Additionally, tissue culture data suggests that the Drosophila ecdysone recptor (EcR) hbd may be used to make myristerone-inducible proteins (Christopherson et al., 1992; No et al., 1996). However, a drawback of this system is that myristerone-inducibility appears dependent on the coexpression of a heterodimeric partner, USP or RXR (No et al., 1996; Takebayashi et al., 1996).

  1. Addition of the hormone should not affect gene expression or development on its own. There are many hormones that, when added to Xenopus gastrula or neurula embryos, have no discernible affect on development, including dexamethasone (Gao et al., 1994; Kolm and Sive, 1995), b-estradiol (Baker and Tata, 1990; Kolm and Sive, 1995), tri-iodothyronine (Old et al., 1992; Smith et al., 1994), and myristerone (Kolm, Patel unpublished).

Where should the ligand binding domain be added?

For maximal tightness of regulation the hbd should be inserted relatively close to the functional domain to be regulated (Mattioni et al., 1994) . Additionally, insertion of the hbd, normally at the C-terminus, at the N-terminus can lead to initiation from an internal AUG, leading to proteins produced without this regulatory domain (Mattioni et al., 1994) .
      Of course it is also critical to insert the hbd in a region of the protein where the structure of functional domains won't be disrupted. Insertion into several different regions of the protein can ensure that one of them will retain the activity of the native protein.

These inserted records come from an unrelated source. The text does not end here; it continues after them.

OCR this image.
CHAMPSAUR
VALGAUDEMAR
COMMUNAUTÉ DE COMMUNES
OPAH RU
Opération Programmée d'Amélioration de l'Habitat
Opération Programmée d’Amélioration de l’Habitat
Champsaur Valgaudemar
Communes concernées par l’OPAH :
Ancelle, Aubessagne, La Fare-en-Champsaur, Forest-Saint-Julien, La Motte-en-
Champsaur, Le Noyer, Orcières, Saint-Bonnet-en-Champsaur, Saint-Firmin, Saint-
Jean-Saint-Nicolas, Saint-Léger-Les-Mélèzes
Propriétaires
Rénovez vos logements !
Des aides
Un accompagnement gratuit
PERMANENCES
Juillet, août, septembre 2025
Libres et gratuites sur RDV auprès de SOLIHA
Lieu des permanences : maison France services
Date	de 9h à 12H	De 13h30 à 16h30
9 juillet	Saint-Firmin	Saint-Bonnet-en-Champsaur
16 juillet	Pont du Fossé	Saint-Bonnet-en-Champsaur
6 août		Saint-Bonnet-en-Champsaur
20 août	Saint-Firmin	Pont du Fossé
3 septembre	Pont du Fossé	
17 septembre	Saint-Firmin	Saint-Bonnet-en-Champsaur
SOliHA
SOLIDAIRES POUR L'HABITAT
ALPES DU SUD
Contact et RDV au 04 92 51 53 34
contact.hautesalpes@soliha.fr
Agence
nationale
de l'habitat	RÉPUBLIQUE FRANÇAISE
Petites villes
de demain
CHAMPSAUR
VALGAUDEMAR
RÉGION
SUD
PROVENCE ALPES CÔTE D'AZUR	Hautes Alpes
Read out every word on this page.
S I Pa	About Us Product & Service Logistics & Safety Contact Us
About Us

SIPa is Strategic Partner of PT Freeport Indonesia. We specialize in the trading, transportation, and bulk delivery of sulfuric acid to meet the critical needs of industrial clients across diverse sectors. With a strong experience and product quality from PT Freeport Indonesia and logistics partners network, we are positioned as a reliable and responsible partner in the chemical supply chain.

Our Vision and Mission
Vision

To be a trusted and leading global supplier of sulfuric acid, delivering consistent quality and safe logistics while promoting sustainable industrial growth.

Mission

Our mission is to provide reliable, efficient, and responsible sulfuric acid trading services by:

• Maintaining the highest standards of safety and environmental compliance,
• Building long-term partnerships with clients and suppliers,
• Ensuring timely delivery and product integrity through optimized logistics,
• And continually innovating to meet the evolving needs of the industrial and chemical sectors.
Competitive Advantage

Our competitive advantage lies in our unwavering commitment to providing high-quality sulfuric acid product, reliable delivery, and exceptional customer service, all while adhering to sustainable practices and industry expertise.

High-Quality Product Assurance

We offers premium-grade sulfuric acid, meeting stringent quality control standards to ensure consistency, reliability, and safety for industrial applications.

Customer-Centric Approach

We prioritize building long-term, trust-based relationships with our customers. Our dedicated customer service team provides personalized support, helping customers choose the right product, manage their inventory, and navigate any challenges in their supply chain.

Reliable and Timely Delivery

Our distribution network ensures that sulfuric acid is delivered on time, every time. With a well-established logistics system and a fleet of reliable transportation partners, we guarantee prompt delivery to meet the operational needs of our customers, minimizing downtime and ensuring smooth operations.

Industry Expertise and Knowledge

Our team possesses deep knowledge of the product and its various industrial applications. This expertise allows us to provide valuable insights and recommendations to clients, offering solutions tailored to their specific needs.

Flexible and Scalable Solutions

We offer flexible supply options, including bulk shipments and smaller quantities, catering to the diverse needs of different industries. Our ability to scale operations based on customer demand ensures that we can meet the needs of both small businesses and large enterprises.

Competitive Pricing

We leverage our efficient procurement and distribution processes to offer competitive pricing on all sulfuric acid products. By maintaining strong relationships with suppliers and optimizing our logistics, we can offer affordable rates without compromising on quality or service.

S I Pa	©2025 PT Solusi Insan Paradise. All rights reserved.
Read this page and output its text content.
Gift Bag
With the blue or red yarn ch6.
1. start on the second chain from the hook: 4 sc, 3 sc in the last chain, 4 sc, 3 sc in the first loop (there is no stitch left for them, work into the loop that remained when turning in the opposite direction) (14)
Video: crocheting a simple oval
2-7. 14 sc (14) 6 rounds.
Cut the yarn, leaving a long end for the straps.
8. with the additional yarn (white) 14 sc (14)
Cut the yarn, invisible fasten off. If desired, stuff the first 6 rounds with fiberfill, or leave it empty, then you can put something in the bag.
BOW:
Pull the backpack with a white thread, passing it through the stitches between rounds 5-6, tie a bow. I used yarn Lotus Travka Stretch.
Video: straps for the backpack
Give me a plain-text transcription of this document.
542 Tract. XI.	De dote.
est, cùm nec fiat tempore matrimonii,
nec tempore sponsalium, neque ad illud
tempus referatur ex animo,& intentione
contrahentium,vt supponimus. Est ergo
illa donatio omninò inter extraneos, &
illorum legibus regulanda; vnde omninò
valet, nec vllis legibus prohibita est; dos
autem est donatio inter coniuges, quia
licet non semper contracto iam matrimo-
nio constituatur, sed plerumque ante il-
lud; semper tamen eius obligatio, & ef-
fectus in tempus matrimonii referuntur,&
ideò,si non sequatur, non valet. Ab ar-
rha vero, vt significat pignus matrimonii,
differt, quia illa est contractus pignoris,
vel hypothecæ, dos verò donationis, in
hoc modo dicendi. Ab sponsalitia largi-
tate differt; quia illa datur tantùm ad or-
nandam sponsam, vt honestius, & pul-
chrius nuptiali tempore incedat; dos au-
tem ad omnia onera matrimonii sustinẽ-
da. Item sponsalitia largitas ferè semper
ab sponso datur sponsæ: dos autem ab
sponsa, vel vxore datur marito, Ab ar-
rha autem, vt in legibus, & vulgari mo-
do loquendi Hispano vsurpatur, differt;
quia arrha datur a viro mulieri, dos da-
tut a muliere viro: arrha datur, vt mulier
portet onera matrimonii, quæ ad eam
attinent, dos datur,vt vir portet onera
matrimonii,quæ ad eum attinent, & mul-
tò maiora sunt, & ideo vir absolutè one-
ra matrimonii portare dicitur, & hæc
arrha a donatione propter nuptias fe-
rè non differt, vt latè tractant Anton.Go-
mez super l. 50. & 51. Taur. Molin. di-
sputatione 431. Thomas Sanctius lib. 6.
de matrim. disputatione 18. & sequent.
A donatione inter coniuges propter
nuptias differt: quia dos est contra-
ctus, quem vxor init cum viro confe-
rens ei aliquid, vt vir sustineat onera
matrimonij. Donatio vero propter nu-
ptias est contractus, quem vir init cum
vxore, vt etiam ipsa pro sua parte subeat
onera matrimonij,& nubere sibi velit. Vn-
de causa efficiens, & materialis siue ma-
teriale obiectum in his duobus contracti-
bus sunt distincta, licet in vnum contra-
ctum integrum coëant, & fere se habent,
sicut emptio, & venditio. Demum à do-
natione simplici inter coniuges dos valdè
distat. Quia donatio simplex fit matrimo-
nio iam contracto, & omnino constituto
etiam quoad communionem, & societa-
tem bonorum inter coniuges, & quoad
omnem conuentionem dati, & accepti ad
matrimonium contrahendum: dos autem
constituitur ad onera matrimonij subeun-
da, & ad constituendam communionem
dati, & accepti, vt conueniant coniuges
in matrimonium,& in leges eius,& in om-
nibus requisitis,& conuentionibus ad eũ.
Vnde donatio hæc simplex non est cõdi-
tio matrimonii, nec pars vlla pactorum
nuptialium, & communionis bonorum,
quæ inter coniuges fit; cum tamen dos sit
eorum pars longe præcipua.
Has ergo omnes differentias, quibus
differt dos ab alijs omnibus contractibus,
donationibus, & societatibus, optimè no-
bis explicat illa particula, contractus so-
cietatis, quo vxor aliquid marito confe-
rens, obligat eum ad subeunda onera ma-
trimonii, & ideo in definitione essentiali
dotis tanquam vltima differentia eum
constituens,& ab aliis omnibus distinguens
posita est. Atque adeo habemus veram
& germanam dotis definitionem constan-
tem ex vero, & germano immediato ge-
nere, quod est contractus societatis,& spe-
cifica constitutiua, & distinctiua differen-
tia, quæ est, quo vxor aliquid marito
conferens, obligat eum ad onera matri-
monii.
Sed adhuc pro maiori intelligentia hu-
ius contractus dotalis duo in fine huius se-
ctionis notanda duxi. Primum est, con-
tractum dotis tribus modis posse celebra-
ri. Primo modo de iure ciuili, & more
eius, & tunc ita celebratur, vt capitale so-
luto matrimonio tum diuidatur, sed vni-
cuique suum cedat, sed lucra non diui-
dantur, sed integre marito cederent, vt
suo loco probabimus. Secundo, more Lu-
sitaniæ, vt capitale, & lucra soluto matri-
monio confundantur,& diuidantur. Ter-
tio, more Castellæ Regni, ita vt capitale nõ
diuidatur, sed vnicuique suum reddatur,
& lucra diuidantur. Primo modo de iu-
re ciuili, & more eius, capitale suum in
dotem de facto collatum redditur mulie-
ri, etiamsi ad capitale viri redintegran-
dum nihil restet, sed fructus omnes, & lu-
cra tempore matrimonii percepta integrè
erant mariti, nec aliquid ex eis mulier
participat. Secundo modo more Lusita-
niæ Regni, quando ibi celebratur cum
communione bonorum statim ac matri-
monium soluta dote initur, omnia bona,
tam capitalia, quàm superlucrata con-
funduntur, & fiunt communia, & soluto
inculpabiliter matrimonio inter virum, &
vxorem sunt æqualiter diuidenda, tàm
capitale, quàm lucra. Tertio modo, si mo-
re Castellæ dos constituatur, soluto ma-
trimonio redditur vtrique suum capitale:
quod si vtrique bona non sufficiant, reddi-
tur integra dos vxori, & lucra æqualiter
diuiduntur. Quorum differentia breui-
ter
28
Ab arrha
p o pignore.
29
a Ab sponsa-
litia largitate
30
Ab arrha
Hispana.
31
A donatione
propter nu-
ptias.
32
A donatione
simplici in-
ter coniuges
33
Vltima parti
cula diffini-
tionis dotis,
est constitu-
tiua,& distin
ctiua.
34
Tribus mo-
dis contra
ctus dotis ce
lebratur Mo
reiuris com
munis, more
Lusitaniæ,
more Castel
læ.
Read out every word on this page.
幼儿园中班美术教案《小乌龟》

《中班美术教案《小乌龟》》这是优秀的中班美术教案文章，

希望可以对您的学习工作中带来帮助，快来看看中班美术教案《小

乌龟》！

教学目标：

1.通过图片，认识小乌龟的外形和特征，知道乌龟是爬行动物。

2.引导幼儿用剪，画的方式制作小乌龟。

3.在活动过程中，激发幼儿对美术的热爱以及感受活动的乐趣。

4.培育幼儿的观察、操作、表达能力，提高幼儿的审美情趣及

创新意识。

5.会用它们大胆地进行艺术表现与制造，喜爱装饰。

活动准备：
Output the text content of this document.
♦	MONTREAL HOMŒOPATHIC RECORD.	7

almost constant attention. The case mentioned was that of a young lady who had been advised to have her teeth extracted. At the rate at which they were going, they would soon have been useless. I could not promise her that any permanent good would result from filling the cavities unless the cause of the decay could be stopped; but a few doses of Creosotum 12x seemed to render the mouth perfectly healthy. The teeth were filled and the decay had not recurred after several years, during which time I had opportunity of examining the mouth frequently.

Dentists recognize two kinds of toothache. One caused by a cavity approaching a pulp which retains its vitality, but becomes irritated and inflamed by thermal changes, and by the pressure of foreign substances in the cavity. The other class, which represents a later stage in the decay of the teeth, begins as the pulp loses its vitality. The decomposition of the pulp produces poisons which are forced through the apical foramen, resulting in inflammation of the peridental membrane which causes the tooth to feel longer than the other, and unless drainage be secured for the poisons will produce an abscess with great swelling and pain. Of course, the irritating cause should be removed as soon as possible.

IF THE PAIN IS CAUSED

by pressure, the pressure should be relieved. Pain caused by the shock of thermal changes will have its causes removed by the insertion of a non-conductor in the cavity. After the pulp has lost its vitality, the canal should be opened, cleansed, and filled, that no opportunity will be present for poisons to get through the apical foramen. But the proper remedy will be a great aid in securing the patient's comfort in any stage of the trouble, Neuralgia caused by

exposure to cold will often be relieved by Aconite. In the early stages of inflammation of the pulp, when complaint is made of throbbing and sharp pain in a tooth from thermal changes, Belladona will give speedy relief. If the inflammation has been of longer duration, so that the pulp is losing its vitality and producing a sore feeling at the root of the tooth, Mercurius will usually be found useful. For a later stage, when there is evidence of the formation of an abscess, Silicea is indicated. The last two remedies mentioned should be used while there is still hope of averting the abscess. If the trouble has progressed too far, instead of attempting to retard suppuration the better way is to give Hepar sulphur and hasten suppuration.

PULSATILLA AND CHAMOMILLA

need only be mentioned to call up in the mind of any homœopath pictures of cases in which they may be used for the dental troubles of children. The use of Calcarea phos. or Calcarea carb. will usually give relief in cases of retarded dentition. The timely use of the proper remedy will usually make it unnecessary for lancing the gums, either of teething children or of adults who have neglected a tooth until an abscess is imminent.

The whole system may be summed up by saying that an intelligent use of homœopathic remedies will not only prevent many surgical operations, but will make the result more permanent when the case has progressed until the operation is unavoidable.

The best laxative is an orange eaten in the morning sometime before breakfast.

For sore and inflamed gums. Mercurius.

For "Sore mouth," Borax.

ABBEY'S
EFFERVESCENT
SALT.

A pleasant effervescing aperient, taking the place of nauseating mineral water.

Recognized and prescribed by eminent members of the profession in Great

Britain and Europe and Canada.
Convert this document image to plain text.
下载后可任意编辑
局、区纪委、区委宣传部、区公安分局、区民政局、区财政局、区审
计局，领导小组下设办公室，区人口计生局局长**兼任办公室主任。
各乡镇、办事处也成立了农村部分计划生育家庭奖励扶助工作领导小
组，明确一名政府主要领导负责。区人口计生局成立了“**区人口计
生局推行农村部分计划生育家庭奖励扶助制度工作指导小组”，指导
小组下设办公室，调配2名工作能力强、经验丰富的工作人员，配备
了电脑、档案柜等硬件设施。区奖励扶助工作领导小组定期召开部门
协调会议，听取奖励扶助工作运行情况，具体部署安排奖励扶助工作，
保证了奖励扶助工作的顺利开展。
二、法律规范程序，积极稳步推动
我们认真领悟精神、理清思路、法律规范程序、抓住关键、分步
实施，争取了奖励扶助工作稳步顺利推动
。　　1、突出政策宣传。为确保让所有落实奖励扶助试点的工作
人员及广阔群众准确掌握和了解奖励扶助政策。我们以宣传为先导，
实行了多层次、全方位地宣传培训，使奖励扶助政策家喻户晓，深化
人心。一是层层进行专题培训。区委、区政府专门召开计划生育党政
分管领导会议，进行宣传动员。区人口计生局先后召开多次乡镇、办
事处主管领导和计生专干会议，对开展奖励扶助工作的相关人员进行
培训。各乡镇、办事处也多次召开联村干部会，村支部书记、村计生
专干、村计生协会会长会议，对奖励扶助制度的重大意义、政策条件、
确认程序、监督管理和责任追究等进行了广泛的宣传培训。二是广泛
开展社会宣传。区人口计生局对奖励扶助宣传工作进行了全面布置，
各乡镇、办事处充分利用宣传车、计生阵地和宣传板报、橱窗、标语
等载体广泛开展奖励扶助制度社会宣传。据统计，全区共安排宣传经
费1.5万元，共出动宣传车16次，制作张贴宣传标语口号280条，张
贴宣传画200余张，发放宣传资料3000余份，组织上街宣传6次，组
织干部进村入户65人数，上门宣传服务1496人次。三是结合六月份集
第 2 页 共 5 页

Is hormone-induced activity reversible?

It has been demonstrated that removal of hormone from the medium can reverse the activity of hbd fusion proteins (Jackson et al., 1993; Mattioni et al., 1994; Spitkovsky et al., 1994). However, these assays have been done in tissue culture over a period of days. It is not clear whether simple removal of ligand can reverse protein activity in the short time period necessary to make this useful during Xenopus development. An alternative, possibility is the addition of antagonists to inhibit normal lbd function (Boehmelt et al., 1992).

Does the transactivation function of the ligand binding domain interfere with functionality?

The ligand binding domain of most nuclear receptors contains a transactivation function, termed TAF-2. This can certainly be a problem when the hbd is attached to a weak transactivator (Schuermann et al., 1993).
      A current technique to test the requirement for transcriptional regulators in gene expression is to fuse the repressor region of the Drosophila engrailed protein (EnR) (Jaynes and O'Farrell, 1991) to the DNA binding domain of the transcriptional activator to be examined (Conlon et al., 1996; Fan and Sokol, 1997). Addition of a strong activation domain could cancel out the repressor activity of these proteins. This problem could be prevented by using mutant forms of GR or ER that inactivate the TAF-2 activity (Mattioni et al., 1994; Lyon and Watson, 1996). Indeed, tamoxifen-inducible ER that does not have TAF-2 function has been shown to effectively regulate the activity of a Myb-EnR fusion protein (Lyon and Watson, 1996).